Тониньо Линса арестовали на улице Чили, он нес плакат и древком отбивался от фараонов. Неделю просидел в тюрьме, держался хорошо, как настоящий мужчина! Эстасио Майя в тревожные дни вышел из игры: демонстрации, стычки, тюрьма – это не для него, он – теоретик. Имя его, однако, попало в списки агитаторов, напечатанные в газетах. Он скрылся, исчез. Позже мы узнали, что наш соавтор исхлопотал себе перевод в Аракажу. Теперь он бродит по Сержипе, как-то увял, ударился в мистицизм.
Цензура запретила пьесу и, говорят, сообщила полиции имена авторов, чтобы там их взяли на заметку. Вот тебе и слава! Чтобы не пропал договор с театром, Илдазио в рекордные сроки написал пьесу для детей и пригласил Ану Мерседес на роль Прелестной Бабочки. Я резко воспротивился и сказал ему несколько теплых слов. В виде компенсации за несостоявшийся ангажемент я повез Ану Мерседес отдохнуть и развлечься в Рио и Сан-Пауло; на этот запоздалый медовый месяц ушли последние доллары великого Левенсона.
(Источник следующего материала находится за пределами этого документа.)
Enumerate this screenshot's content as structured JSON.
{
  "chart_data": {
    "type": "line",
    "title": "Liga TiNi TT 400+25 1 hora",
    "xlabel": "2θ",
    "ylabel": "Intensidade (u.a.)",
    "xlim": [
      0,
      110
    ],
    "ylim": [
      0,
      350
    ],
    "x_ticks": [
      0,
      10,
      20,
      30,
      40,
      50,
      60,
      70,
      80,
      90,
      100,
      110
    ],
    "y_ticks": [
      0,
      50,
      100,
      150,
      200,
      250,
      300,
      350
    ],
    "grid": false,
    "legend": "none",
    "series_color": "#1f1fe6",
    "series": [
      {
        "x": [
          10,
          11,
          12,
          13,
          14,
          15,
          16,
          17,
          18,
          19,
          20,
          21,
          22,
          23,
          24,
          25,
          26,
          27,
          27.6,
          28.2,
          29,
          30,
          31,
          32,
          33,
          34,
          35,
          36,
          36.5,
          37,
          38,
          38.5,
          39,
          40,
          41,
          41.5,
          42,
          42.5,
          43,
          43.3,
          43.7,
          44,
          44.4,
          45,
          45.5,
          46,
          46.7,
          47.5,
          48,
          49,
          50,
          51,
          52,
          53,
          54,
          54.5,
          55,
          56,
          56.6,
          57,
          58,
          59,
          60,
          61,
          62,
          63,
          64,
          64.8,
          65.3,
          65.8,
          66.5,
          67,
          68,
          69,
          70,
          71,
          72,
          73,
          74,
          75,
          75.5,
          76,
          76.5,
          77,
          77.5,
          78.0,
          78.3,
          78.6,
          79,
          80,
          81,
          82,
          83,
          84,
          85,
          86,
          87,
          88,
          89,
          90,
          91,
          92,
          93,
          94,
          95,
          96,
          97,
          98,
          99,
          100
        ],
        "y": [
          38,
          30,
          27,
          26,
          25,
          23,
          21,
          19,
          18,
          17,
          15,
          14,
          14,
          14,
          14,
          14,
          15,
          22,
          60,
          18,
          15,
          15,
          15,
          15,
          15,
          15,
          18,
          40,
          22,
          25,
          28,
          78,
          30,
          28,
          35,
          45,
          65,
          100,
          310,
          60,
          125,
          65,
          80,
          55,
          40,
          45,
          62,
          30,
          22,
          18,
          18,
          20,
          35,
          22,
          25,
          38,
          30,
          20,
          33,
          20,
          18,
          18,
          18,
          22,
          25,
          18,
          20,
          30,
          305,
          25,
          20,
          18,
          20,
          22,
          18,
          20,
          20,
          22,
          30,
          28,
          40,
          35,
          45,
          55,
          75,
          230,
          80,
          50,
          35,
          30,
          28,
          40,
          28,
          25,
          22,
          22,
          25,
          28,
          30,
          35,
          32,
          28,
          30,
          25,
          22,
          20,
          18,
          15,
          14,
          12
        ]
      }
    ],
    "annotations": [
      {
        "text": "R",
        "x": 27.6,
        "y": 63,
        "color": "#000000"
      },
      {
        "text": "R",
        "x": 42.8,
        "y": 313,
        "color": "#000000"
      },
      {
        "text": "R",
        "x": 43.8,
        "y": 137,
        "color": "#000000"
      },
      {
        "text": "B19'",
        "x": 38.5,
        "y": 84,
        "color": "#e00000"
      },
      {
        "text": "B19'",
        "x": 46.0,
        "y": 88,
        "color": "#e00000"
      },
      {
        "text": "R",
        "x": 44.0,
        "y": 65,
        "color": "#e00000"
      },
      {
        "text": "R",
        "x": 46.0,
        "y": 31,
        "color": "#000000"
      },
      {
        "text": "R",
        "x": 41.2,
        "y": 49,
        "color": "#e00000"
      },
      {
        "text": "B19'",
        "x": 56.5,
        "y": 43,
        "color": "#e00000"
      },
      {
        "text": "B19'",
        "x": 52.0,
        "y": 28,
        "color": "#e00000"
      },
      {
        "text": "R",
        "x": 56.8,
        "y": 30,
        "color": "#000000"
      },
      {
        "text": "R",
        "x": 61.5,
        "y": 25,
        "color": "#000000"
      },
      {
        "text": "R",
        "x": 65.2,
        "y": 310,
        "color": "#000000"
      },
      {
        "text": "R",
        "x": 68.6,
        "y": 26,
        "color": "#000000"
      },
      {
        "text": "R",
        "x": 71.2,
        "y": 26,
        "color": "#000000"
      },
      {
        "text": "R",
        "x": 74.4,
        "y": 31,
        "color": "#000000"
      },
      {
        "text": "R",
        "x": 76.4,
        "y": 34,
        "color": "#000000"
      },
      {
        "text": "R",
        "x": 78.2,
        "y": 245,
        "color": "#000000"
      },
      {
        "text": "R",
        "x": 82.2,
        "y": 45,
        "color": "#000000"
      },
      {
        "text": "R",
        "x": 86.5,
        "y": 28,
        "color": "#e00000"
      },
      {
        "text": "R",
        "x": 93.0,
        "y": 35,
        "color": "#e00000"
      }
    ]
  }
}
Доллары растаяли один за другим в кондитерских Копакабаны и улицы Аугуста, в кафе и ресторанах, ушли на угощение литераторов, на приобретение дорогих, очень дорогих, драгоценных друзей. На рынке протекций сейчас настоящий бум: за то, что тебя, провинциального поэта, упомянут в литературной рубрике столичной газеты, ты должен оплатить обед на шесть персон в Музее современного искусства, а потом до ночи поить всю компанию шотландским виски в каком-нибудь баре.
И вот я снова на нуле, к чему были все жертвы? Ана Мерседес, заполучив туалеты от «Лаис», стала строгой и неприступной. Как-то в воскресенье раскрываю литературное приложение к «Диарио да Манья» и натыкаюсь на два стихотворения, подписанные ею; мне она их на просмотр не давала. Читаю – уж в поэзии-то я как-никак разбираюсь – и с первой же строфы узнаю стиль Илдазио Тавейры. Провел рукой по лбу: он у меня пылал от возбуждения и от пробивающихся рогов.
Как я страдал тогда, как страдаю сейчас: вижу ее во сне, кусаю подушку, которая хранит еще запах розмарина. Однако я и вида не подал, что терзаюсь ревностью, когда встретил их как-то на улице, они шли в обнимку. Илдазио заговорил об антологии, поторопил меня со стихотворениями, Институт, мол, требует представить рукописи. А эта потаскушка держалась со мной сдержанно и равнодушно.
В тот день и кашаса не могла приободрить меня: под утро, оглушенный, но не захмелевший, я написал прощальный сонет Ане Мерседес. Бывают такие страдания, что либо пускай себе пулю в лоб, либо пиши сонет. В стиле Камоэнса.